Jakarta, mataberita.net — Direktur Utama PT Bank Central Asia Tbk (BCA) Jahja Setiaatmadja mengungkapkan biang kerok menurunnya daya beli masyarakat.
Menurut dia, penurunan daya beli masyarakat terjadi karena tiga sebab. Pertama, maraknya judi online (judol). Jahja mengatakan judol membuat masyarakat kehilangan banyak uang.
“Orang sudah hopeless, judol. Bahkan bank dibawa-bawa. Cara judol ada e-wallet, ada tunai banyak sekali tidak terdetect. Ini menggerogoti daya beli masyarakat,” tuturnya dalam acara BCA UKM Fest di Mal Kota Kasablanka, pada Rabu (07/08/2024).
Kedua, berkurangnya diskon yang ditawarkan belanja online. Jahja menuturkan dalam beberapa tahun lalu, platform belanja online menawarkan banyak diskon kepada masyarakat. Hal itu membuat belanja masyarakat bergairah. Fenomena tersebut pun dikenal sebagai bakar uang dari pelaku platform belanja online.
“Ini masuk dan bakar duit, tahun 2022 dibakar Rp80 triliun yang menikmati middle class, tapi banyak lower class dapat income, ada daya beli subsidi indirectly,” kata Jahja.
Tetapi, saat ini diskon tersebut sudah mulai berkurang. Imbasnya, masyarakat harus berbelanja online dengan biaya lebih tinggi.
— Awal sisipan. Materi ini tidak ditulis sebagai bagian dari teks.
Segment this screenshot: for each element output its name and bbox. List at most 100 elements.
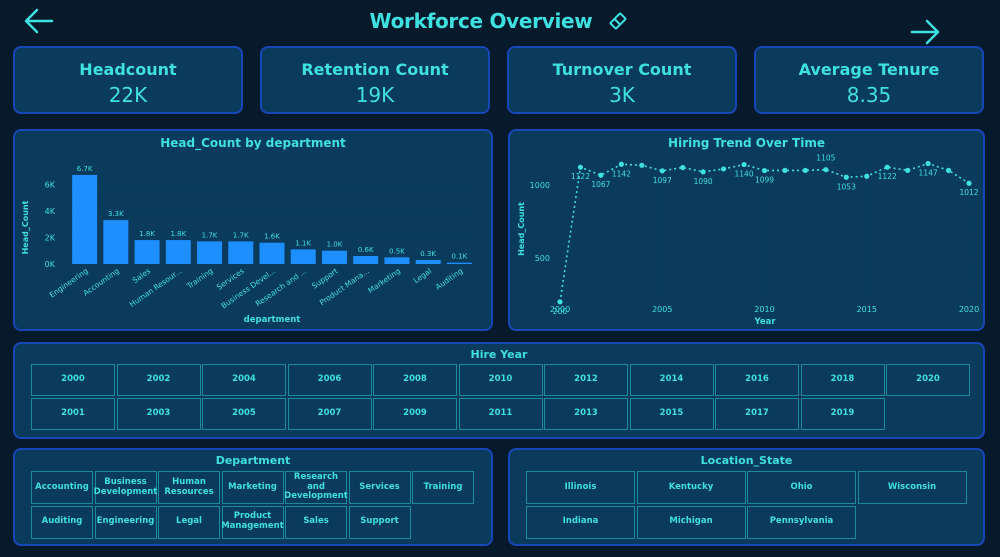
data-point[interactable] bbox=[618, 161, 624, 167]
hire-year-tile[interactable]: 2011 bbox=[458, 397, 543, 430]
hire-year-tile[interactable]: 2001 bbox=[31, 397, 115, 430]
department-tile[interactable]: Sales bbox=[285, 505, 347, 539]
hire-year-tile[interactable]: 2003 bbox=[116, 397, 201, 430]
department-tile[interactable]: Support bbox=[348, 505, 411, 539]
data-point[interactable] bbox=[945, 167, 952, 173]
department-tile[interactable]: Engineering bbox=[94, 505, 157, 539]
hire-year-tile[interactable]: 2010 bbox=[458, 364, 543, 396]
kpi-label: Headcount bbox=[79, 60, 177, 79]
back-button[interactable] bbox=[22, 6, 56, 36]
department-tile[interactable]: Training bbox=[412, 471, 474, 504]
data-point[interactable] bbox=[659, 168, 665, 174]
bar[interactable] bbox=[353, 256, 379, 264]
location-state-tile[interactable]: Michigan bbox=[636, 505, 746, 539]
eraser-icon[interactable] bbox=[606, 9, 630, 33]
forward-button[interactable] bbox=[908, 17, 942, 47]
data-label: 1090 bbox=[694, 177, 713, 186]
bar[interactable] bbox=[165, 240, 191, 264]
bar[interactable] bbox=[384, 257, 410, 264]
hire-year-tile[interactable]: 2009 bbox=[373, 397, 457, 430]
data-point[interactable] bbox=[905, 167, 911, 173]
hire-year-tile[interactable]: 2000 bbox=[31, 364, 115, 396]
department-tile[interactable]: Human Resources bbox=[158, 471, 220, 504]
data-point[interactable] bbox=[761, 167, 768, 174]
data-label: 1140 bbox=[735, 170, 754, 179]
x-tick-label: Human Resour... bbox=[128, 266, 184, 309]
bar[interactable] bbox=[259, 242, 285, 264]
location-state-tile[interactable]: Ohio bbox=[747, 471, 856, 504]
location-state-tile[interactable]: Indiana bbox=[526, 505, 635, 539]
department-tile[interactable]: Research and Development bbox=[284, 471, 348, 504]
data-point[interactable] bbox=[823, 167, 829, 173]
bar[interactable] bbox=[228, 241, 254, 264]
data-label: 1067 bbox=[591, 180, 610, 189]
data-point[interactable] bbox=[884, 164, 890, 170]
data-point[interactable] bbox=[782, 167, 788, 173]
y-tick-label: 1000 bbox=[530, 181, 550, 190]
department-tile[interactable]: Services bbox=[348, 471, 411, 504]
data-point[interactable] bbox=[700, 169, 706, 175]
data-point[interactable] bbox=[721, 166, 727, 172]
hire-year-tile[interactable]: 2005 bbox=[202, 397, 286, 430]
hire-year-tile[interactable]: 2007 bbox=[287, 397, 372, 430]
department-tile[interactable]: Auditing bbox=[31, 505, 93, 539]
hire-year-tile[interactable]: 2014 bbox=[629, 364, 714, 396]
location-state-tile[interactable]: Pennsylvania bbox=[747, 505, 856, 539]
department-slicer: Department Accounting Business Developmen… bbox=[13, 448, 493, 546]
bar[interactable] bbox=[134, 240, 160, 264]
data-point[interactable] bbox=[557, 299, 563, 305]
hire-year-tile[interactable]: 2008 bbox=[373, 364, 457, 396]
data-point[interactable] bbox=[925, 160, 931, 167]
hire-year-tile[interactable]: 2017 bbox=[715, 397, 799, 430]
data-point[interactable] bbox=[741, 161, 747, 168]
hire-year-tile[interactable]: 2015 bbox=[629, 397, 714, 430]
data-label: 1105 bbox=[816, 154, 835, 163]
slicer-title: Department bbox=[215, 454, 291, 467]
bar[interactable] bbox=[446, 262, 472, 264]
department-tile[interactable]: Product Management bbox=[221, 505, 284, 539]
data-point[interactable] bbox=[864, 173, 870, 179]
bar-chart[interactable]: 0K2K4K6K6.7KEngineering3.3KAccounting1.8… bbox=[15, 149, 491, 329]
hire-year-tile[interactable]: 2004 bbox=[202, 364, 286, 396]
x-tick-label: Legal bbox=[412, 266, 434, 285]
hire-year-tile[interactable]: 2006 bbox=[287, 364, 372, 396]
arrow-left-icon bbox=[24, 8, 54, 34]
data-point[interactable] bbox=[598, 172, 604, 178]
location-state-tile[interactable]: Illinois bbox=[526, 471, 635, 504]
department-tile[interactable]: Legal bbox=[158, 505, 220, 539]
data-label: 1053 bbox=[837, 182, 856, 191]
data-label: 1099 bbox=[755, 176, 774, 185]
hire-year-tile[interactable]: 2018 bbox=[800, 364, 885, 396]
data-point[interactable] bbox=[680, 164, 686, 171]
x-tick-label: Business Devel... bbox=[219, 266, 277, 310]
location-state-tile[interactable]: Kentucky bbox=[636, 471, 746, 504]
y-tick-label: 6K bbox=[45, 180, 56, 189]
data-label: 6.7K bbox=[77, 165, 93, 173]
x-tick-label: 2010 bbox=[754, 305, 774, 314]
hire-year-tile[interactable]: 2013 bbox=[544, 397, 628, 430]
data-label: 0.6K bbox=[358, 246, 374, 254]
department-tile[interactable]: Accounting bbox=[31, 471, 93, 504]
department-tile[interactable]: Business Development bbox=[94, 471, 157, 504]
x-axis-title: department bbox=[244, 315, 301, 325]
bar[interactable] bbox=[415, 260, 441, 264]
bar[interactable] bbox=[321, 250, 347, 264]
location-state-tile[interactable]: Wisconsin bbox=[857, 471, 967, 504]
hire-year-tile[interactable]: 2002 bbox=[116, 364, 201, 396]
bar[interactable] bbox=[290, 249, 316, 264]
hire-year-tile[interactable]: 2012 bbox=[544, 364, 628, 396]
line-chart-panel: Hiring Trend Over Time 500 1000 2000 2005 20… bbox=[508, 129, 985, 331]
data-point[interactable] bbox=[966, 180, 972, 186]
hire-year-tile[interactable]: 2019 bbox=[800, 397, 885, 430]
data-point[interactable] bbox=[802, 167, 808, 173]
department-tile[interactable]: Marketing bbox=[221, 471, 284, 504]
bar[interactable] bbox=[103, 220, 129, 264]
data-point[interactable] bbox=[639, 162, 645, 168]
hire-year-tile[interactable]: 2016 bbox=[715, 364, 799, 396]
hire-year-tile[interactable]: 2020 bbox=[886, 364, 970, 396]
bar[interactable] bbox=[197, 241, 223, 264]
data-point[interactable] bbox=[843, 174, 849, 180]
bar[interactable] bbox=[72, 174, 98, 264]
data-point[interactable] bbox=[577, 164, 584, 170]
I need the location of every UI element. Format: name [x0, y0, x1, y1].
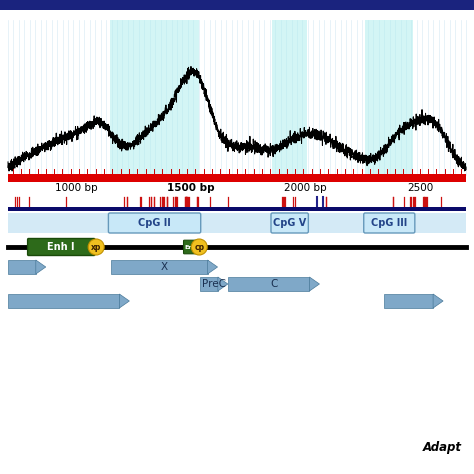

Karenanya, daya beli pun menurun.
BACA JUGA : Jokowi Apresiasi dan Resmikan Pabrik Baru, Bahan Anoda Baterai Lithium
Ketiga, berkurangnya jumlah pinjaman online (pinjol) ilegal. Jahja menuturkan pada saat covid-19 melanda, keberadaan pinjol ilegal marak di Indonesia. Oleh sebab itu, banyak masyarakat yang meminjam uang. Jahja mencontohkan ada satu orang yang bisa meminjam dana pada 20 pinjol sekaligus.
Hal itu terjadi karena ia gali lobang tutup lobang. Dengan kata lain, saat ia tidak bisa membayar utang di satu pinjol, ia akan meminjam ke pinjol lain untuk membayar tagihan.
Di samping itu, ini memang merugikan masyarakat. Kendati, secara tidak langsung daya beli cukup kuat. Tetapi, saat ini pinjol ilegal sudah diberantas oleh Otorita Jasa Keuangan (OJK). Oleh karena itu, daya beli juga cukup terkikis.
Penurunan daya beli tengah terjadi di Tanah Air. Ada beberapa faktor yang mendukung, pertama deflasi yang tercatat tiga bulan berturut-turut. Kedua, menurunnya kinerja industri manufaktur sehingga PMI Manufaktur masuk ke zona kontraksi.
Ketiga, terjadi banyak PHK akibat melemahnya permintaan sehingga produksi tertahan dan ekspor menurun.
Data Mandiri Spending Index menunjukkan tabungan konsumen menengah dengan nilai Rp1 juta hingga Rp10 juta, turun dari kisaran 100 pada Januari 2023 menjadi 96,6 pada Mei 2024.
Adapun fenomena makan tabungan paling dalam terjadi pada April 2024, yakni di level sekitar 90-an. Di satu sisi, daya beli kelas menengah juga turun dari level 130-an pada Januari 2023 menjadi 122,7 pada Mei 2024.